5. Ms. Shireen Khajuria, Ld. Advocate for the appellant has contended that the Commissioner (Appeals) has committed a grave error in raising presumption of service of the order in original sent through speed post ignoring the fact that as per Section 37C of the Central Excise Act, 1944 the service by speed post is not a recognized mode of service. She further contended that otherwise also the Department has failed to establish that the appellant was actually served with order in original sent through speed post. Thus she has urged us to set aside the impugned order and remand the matter back to the Commissioner (Appeals) for hearing of appeal on merits.

6. Shri A.K. Jain, ld. Jt. CDR on the contrary has argued in support of the impugned order passed by the Commissioner (Appeals). He has drawn our attention to photocopy of the postal receipt regarding dispatch of order in original on 2.2.2010 and submitted that from this postal receipt it is amply proved that the order in original was dispatched to the appellant through postal mode and since it was not received back undelivered there is presumption of service on the assessee. Thus according to the Jt. CDR, there is no infirmity in the impugned order.

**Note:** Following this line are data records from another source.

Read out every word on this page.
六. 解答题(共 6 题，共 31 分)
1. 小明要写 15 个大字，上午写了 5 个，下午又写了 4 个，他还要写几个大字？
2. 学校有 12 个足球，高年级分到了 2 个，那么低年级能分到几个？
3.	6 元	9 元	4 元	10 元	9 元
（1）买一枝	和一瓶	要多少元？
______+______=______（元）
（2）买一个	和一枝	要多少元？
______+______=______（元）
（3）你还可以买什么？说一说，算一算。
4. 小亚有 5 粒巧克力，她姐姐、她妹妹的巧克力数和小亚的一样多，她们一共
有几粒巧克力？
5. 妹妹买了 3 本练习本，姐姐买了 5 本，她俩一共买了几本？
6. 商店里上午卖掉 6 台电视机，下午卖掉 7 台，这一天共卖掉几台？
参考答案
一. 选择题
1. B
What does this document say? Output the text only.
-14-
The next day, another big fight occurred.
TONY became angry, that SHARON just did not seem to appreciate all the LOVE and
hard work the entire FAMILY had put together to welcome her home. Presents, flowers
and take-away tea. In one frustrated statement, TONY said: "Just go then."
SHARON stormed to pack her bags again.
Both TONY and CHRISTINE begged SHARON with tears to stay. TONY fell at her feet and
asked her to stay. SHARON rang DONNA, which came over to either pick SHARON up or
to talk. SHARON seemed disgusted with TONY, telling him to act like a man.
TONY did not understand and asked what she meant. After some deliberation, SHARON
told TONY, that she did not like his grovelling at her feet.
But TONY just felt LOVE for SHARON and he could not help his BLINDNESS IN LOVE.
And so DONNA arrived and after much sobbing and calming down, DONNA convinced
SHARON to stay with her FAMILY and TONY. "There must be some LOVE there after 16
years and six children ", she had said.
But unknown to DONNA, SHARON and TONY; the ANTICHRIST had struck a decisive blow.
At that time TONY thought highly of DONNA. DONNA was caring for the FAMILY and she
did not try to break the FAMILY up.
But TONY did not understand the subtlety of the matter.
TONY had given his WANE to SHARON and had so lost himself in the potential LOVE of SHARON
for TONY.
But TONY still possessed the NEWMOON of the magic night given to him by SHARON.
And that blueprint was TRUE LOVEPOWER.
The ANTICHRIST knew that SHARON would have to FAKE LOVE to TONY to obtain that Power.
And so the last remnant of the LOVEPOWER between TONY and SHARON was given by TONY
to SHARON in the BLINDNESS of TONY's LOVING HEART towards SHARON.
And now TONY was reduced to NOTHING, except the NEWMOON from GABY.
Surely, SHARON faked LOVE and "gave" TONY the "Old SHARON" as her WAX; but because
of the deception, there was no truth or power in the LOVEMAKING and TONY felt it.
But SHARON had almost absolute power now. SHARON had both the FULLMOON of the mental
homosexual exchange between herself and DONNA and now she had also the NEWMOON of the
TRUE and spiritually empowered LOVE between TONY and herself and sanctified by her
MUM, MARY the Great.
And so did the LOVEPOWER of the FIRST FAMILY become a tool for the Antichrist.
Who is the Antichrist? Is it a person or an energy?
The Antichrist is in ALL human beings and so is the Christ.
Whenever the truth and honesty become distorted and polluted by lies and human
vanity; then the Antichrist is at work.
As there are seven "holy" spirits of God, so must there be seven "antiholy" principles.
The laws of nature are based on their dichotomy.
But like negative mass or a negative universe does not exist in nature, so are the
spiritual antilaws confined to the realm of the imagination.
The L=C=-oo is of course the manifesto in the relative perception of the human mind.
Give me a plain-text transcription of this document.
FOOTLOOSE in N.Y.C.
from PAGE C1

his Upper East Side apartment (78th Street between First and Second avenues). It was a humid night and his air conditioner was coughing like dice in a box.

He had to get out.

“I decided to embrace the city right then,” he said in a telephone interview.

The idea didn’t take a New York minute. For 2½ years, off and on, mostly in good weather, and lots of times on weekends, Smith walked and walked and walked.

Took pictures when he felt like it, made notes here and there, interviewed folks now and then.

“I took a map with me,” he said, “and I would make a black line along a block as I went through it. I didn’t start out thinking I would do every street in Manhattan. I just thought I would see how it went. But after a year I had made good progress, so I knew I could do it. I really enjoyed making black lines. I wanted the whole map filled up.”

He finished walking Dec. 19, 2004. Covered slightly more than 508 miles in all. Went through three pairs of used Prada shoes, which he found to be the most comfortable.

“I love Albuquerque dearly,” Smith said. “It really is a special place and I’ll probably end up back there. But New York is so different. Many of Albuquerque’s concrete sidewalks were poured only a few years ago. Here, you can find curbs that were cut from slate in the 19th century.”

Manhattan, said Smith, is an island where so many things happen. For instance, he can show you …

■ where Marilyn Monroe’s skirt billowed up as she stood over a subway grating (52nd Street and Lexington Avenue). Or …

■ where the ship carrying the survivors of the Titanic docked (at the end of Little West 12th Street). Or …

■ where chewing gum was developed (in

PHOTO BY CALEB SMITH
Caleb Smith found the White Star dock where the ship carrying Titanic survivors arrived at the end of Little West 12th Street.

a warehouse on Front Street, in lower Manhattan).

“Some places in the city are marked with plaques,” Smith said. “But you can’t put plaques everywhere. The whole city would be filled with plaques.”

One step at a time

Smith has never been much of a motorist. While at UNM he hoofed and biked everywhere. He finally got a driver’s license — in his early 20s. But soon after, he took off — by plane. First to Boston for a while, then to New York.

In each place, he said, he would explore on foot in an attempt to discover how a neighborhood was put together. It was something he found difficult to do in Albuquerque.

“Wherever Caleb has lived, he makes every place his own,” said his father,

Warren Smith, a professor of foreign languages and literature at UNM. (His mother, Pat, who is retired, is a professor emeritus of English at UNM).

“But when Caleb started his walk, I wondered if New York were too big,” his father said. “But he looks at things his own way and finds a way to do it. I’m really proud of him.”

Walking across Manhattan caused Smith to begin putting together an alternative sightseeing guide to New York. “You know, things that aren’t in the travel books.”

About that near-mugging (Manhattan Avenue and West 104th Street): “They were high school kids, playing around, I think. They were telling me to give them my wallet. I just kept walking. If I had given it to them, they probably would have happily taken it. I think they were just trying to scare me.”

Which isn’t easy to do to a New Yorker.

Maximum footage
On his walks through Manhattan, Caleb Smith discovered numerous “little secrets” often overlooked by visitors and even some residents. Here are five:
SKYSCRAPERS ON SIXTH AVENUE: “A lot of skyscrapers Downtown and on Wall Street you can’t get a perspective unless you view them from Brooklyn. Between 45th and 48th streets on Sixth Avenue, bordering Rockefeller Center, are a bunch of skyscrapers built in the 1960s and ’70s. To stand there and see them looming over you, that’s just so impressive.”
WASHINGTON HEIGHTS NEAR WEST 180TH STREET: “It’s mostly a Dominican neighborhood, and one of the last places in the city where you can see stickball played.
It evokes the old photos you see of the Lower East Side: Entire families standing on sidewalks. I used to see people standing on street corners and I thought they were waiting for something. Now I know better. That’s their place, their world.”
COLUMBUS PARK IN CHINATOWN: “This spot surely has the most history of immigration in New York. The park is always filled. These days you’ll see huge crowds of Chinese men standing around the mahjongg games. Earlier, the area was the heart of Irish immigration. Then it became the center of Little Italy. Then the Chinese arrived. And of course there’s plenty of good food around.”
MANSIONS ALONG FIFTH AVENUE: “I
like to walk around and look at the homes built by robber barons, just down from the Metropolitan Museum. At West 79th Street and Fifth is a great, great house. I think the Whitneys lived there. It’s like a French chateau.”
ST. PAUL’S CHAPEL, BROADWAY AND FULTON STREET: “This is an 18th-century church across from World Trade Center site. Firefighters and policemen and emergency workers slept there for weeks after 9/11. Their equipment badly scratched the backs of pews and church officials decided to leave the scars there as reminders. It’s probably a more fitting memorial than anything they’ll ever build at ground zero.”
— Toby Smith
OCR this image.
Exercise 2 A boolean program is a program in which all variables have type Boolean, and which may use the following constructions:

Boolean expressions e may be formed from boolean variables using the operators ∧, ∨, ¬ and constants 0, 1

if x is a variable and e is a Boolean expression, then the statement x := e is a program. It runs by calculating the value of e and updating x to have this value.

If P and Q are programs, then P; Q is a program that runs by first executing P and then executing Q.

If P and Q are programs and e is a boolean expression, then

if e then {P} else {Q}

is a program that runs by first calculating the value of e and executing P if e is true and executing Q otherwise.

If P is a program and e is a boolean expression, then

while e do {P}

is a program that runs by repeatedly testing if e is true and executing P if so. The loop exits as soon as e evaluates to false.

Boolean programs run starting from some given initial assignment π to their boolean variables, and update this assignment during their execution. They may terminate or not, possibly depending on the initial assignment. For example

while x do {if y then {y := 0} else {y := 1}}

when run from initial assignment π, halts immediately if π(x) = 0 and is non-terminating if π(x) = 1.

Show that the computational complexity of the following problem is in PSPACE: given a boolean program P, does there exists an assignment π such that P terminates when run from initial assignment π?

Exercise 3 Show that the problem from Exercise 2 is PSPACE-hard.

7.  We have considered the rival contentions and perused record. On perusal of the impugned order we find that the Commissioner (Appeals) has dismissed the appeal against the order in original as time barred drawing a legal presumption that order in original sent to the assessee through speed post must have been delivered to the appellant as it was not received back undelivered. In our view the Commissioner (Appeals) was not justified in raising aforesaid presumption particularly when there is no evidence on record that the order in original was dispatched at the correct address of the appellant. On perusal of the photocopy of postal receipt pertaining to the dispatch of order in original we find that it does not contain complete address of the appellant. That being the case, it cannot be concluded that the order in original was actually sent at the correct address of the appellant. In the absence of firm evidence in this regard, no presumption can be drawn that the order in original must have been delivered to the appellant. Thus we find it difficult to sustain the order of Commissioner (Appeals). Only recognized mode as per Section 37C is the registered A.D. post.

8. In view of the discussion above, we set aside the impugned order dismissing the appeal filed by the appellant against the order in original on the ground of limitation and remand the matter back to the Commissioner (Appeals) with the direction to hear the appeal filed by the assessee on merits and decide it after giving duty hearing to the party.